Creative’s own corporate literature states that the company’s mission is “…to expand upon its leadership role in PDE, utilising innovative technology, broadband and leading-edge designs for technically progressive consumers and entertainment enthusiasts.” How this will affect the research and design teams at LucasFilm remains to be seen, but one would expect to see their existing close relationship between the motion picture industry and hardware manufacturers remain as the driving development audio/video force at the newly combined subsidiary, while Creative’s contacts in the multimedia market will undoubtedly expand the market for THX certified personal computers.
It is said that under the new agreement between LucasFilm and Creative, that the former will retain the right to veto any representatives of the new company and any new technologies it develops. This affectively means that LucasFilm have the final say on the personnel heading up the new LucasFilm/Creative enterprise and any subsequent licensing arrangements.

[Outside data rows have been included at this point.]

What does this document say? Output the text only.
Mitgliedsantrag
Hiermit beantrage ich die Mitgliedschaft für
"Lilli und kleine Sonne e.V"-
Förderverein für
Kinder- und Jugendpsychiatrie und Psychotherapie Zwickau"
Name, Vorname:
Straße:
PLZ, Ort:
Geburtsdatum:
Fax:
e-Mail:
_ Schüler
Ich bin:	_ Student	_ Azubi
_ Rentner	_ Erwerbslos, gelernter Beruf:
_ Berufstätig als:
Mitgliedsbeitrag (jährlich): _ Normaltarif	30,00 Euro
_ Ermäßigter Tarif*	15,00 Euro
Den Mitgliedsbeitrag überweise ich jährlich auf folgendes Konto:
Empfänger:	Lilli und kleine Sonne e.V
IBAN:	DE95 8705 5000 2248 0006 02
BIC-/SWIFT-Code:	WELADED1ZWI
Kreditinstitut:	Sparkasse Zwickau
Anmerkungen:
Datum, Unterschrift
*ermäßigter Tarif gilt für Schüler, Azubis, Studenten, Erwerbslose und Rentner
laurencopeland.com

At the moment, this information is unconfirmed, but the deafening silence from the THX division of LucasFilm (Warren Mansfield, Christina Lohrisch, John Dahl et al) when asked for their comments, speaks volumes.
Update: 01:45 BST 29/05/02: Creative’s public relations manager Phil O’Shaughnessy has responded to our request for more information. His reply, in its entirety:
“Thank you for your inquiry. As a company policy, Creative does not comment on rumors.”